While established film markets and fests are embracing digital technology, the Dubai Intl. Film Festival’s Dubai Filmmart, the fest’s trading and distribution platform, sports one of the most advanced digital video libraries to date.
Dubbed the Cinetech, the digital library, which sits at the heart of the fest’s activities in the Madinat Jumeirah, acts as a virtual market for potential buyers.
Industryites can step into the quiet room, which houses 30 computers equipped with sophisticated software, and plop themselves down to watch pics via state-of-the-art touch screens, which even includes direct links to sales agents.
This year, more than 220 films were on offer through the platform including 103 pics screened at DIFF, 43 from the Gulf Film Festival and 78 Filmmart-recommended films. Lineup also included 23 world preems, six international preems, 37 Middle Eastern preems and 21 GCC preems.
Pics can be searched by genre and director, but can also be viewed by premiere status. And each pic lists territories sold.
Zaid Yaghi, director of the Dubai Filmmart, says the software, which is exclusive to the fest in the region, is one of the most advanced systems to date.

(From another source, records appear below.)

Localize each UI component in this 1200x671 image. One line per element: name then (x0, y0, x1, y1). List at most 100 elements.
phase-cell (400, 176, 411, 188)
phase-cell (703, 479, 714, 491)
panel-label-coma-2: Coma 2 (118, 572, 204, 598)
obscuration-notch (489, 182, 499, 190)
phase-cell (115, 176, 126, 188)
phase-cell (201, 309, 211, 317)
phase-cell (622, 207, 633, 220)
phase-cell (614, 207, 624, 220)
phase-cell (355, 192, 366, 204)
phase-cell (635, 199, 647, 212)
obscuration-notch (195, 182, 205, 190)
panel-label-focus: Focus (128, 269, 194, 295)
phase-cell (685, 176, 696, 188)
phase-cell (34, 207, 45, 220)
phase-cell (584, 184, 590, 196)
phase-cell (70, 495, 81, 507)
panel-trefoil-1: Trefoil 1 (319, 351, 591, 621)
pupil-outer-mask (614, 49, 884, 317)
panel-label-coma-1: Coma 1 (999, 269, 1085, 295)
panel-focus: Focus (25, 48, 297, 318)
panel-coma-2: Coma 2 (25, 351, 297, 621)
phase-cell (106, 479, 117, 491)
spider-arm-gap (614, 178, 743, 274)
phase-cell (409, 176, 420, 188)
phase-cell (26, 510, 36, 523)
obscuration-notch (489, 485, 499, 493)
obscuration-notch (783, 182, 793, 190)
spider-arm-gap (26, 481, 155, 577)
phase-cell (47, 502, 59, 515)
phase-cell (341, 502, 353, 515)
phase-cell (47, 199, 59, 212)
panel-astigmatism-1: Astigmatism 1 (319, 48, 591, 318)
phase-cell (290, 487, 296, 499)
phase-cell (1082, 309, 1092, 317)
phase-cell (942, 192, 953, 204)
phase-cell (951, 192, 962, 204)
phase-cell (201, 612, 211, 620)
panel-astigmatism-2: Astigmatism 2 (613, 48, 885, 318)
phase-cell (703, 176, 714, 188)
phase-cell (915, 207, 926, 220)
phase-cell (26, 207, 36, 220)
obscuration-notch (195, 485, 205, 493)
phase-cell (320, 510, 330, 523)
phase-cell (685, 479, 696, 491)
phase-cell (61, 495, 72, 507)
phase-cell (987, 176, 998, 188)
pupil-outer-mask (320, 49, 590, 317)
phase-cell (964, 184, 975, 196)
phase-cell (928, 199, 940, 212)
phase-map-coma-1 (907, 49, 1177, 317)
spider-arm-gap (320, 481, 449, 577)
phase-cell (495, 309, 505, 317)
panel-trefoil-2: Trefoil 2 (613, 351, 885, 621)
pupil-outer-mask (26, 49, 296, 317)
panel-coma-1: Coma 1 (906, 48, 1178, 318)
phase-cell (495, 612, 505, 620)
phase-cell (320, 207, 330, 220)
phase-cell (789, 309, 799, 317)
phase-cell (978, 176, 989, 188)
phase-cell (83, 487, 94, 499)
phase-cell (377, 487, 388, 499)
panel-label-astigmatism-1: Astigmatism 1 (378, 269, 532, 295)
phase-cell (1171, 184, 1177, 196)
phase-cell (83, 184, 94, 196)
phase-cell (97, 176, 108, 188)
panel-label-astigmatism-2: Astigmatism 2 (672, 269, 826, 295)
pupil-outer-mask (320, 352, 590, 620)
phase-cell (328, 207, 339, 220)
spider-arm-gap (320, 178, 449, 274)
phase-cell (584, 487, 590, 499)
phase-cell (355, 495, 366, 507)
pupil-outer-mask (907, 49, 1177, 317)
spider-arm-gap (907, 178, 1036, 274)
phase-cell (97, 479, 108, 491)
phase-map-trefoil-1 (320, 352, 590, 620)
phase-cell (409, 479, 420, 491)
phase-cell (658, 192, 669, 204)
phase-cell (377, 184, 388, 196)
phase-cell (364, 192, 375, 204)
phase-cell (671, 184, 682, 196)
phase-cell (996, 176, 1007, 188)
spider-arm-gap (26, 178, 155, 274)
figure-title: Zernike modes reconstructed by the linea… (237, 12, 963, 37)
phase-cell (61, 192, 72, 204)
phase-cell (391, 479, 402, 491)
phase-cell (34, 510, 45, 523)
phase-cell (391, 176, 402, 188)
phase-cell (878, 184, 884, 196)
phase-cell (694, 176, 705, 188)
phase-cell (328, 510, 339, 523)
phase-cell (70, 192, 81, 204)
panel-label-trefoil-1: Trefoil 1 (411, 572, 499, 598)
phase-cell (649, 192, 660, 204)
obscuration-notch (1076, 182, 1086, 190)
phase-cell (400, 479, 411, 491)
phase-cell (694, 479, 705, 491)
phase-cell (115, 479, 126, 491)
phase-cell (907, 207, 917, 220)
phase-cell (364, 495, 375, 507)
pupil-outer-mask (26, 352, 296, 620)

“It’s a virtual market that we’ve vamped up this year to make acquisition and distribution easier for our delegates here at the festival,” he says. “With the new search engine and list of territories where each film has been bought, we’re helping buyers save time on contacting sales agents. And if the seller is available here at the festival, the buyers can meet them directly through us here.”
There are around eight services like this in the world including one at Rotterdam and one for shorts at Cannes. But Carter Pilcher, chief exec of Shorts Intl., says the Filmmart system is one of the most advanced he’s seen.
“It’s fast, convenient, easy and perfect for the short genre as we don’t have to spend the physical time loading the DVD which, when you’re watching hundreds of short films, adds up,” says Pilcher.
Pilcher says this year he expects to make offers on up to 15 shorts just through watching them at the Cinetech.
And Reed Midem prexy and CEO Paul Zilk, whose outfit organizes events like Mipcom and MipTv, says digitizing markets is going to be a staple part of future film events. (Reed Midem is owned by Variety parent Reed Elsevier.)
“I think it’s an essential part of markets,” he says. “Having content at your fingertips is pretty much the norm now. Plus, the digital capability to efficiently search and screen programming is absolutely efficient and absolutely inevitable. It’s an enhancement at markets.”
So will the future of film fests be a virtual playing field for acquisition and distribution?
Not necessarily, says Zilk.
“There’s nothing like having people meet face-to-face,” he says. “People need to look each other in the eye and build relationships. It’s a great compliment and better for business, frankly.”